In Chile, four volcanoes have their volcanic alert in Amarilla level today: the Nevados de Chillan complex, the Villarica, the Copahue and the Laguna del Maule complex.
All are monitored 24/7 by professionals from the South Andes Volcanic Observatory, OVDAS.
Over the past few days, Copahue's volcanic activity has evolved to show visible signs on the surface. It is important to mention that very low frequency (very long period VLP) seismicity has been recorded in the previous months, generally linked to the rise of the magmatic material to more superficial levels. Likewise, on May 20, a series of volcanic seismological events located south-southwest near the volcanic building were recorded.
On June 16, there was an increase in energy from the seismic tremor with subsequent stabilization and decrease in the following hours. At the same time as this decrease, the incandescence and the emission of particles were detected from cameras installed by OVDAS. The latest sulfur dioxide recordings obtained by the equipment installed for its detection indicate average flows of 592 tonnes / day for June 15, considered as usual values for this activity.
On the other hand, the monitoring stations which measure the deformation in the volcanic sectors do not show changes related to this activity. In addition, the images available on the Planet satellite platform indicate a decrease in the volume of the lake housed in the active crater.
In summary, the changes in seismological behavior, the anomalies in the surface assessments and the decrease in the volume of the crater lake suggest the presence of a volume of magma at superficial levels.
Sources: Sernageomin & Onemi
The Sernageomin through a special report of volcanic activity (REAV) reported the change of alert from GREEN to YELLOW in the volcanic complex of Laguna del Maule
The above responds to the increase in volcano-tectonic (VT) type seismic activity, associated with rock fracturing, through seismic swarms on June 11, 13 and 15-16. These events were characterized by their small scale and by their location in the southwest of the lagoon (Las Nieblas sector)
In addition, in this same area during the previous months, diffuse carbon dioxide (CO2) anomalies were detected through the ground.
Therefore, due to the persistent presence of seismic swarms in the same area, added to the gas anomaly and the constant deformation that has characterized the volcanic complex over the past decade, it is considered to be at above its basic level.
A potential allocation area is set at a radius of 2,000 meters around the passive carbon dioxide degassing center
In the past few days, there have been periods of earthquakes and occasional earthquakes in Veniaminof. This represents a deviation from the background activity. Thus, the aviation color code and the alert level of the volcano are increased to YELLOW / ADVISORY.
This type of seismic activity generally precedes the eruptive activity with Veniaminof, but does not mean that an eruption will occur. Eruptive activity generally consists of emissions of minor ash, lava fountains and lava flows from the small cone of the summit caldera. Ash emissions are generally confined to the summit crater, but larger events can cause ash to fall in nearby communities and drift of airborne ash.

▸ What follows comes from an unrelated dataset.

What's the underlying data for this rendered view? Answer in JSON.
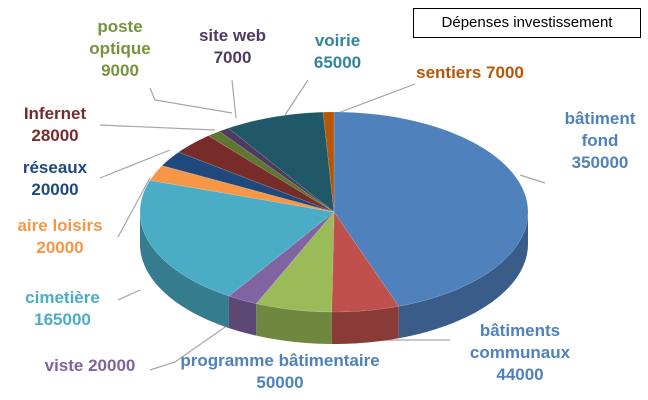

The Veniaminof volcano is an andesitic stratovolcano with a summit caldera 10 km in diameter located on the Alaskan Peninsula, 775 km (480 mi) southwest of Anchorage and 35 km (22 mi) north of Perryville . It is monitored by local seismic sensors, satellite data, web cameras, and infrared and lightning networks remotely.
Veniaminof - the summit cone and the lava flows 2018 - photo Matt Loewen / AVO taken during the field visit in June 2019
An earthquake of M7.4, 470 km south of Raoul island, in the north of New Zealand, on 19.06.2020 at 12:49 local time occurred in the Tonga-Kermadec subduction zone, where the Pacific plate plunges towards west under the Australian plate, causing tension events at shallower depths and compression tremor at greater depths.
This earthquake was felt widely along the east coast of New Zealand.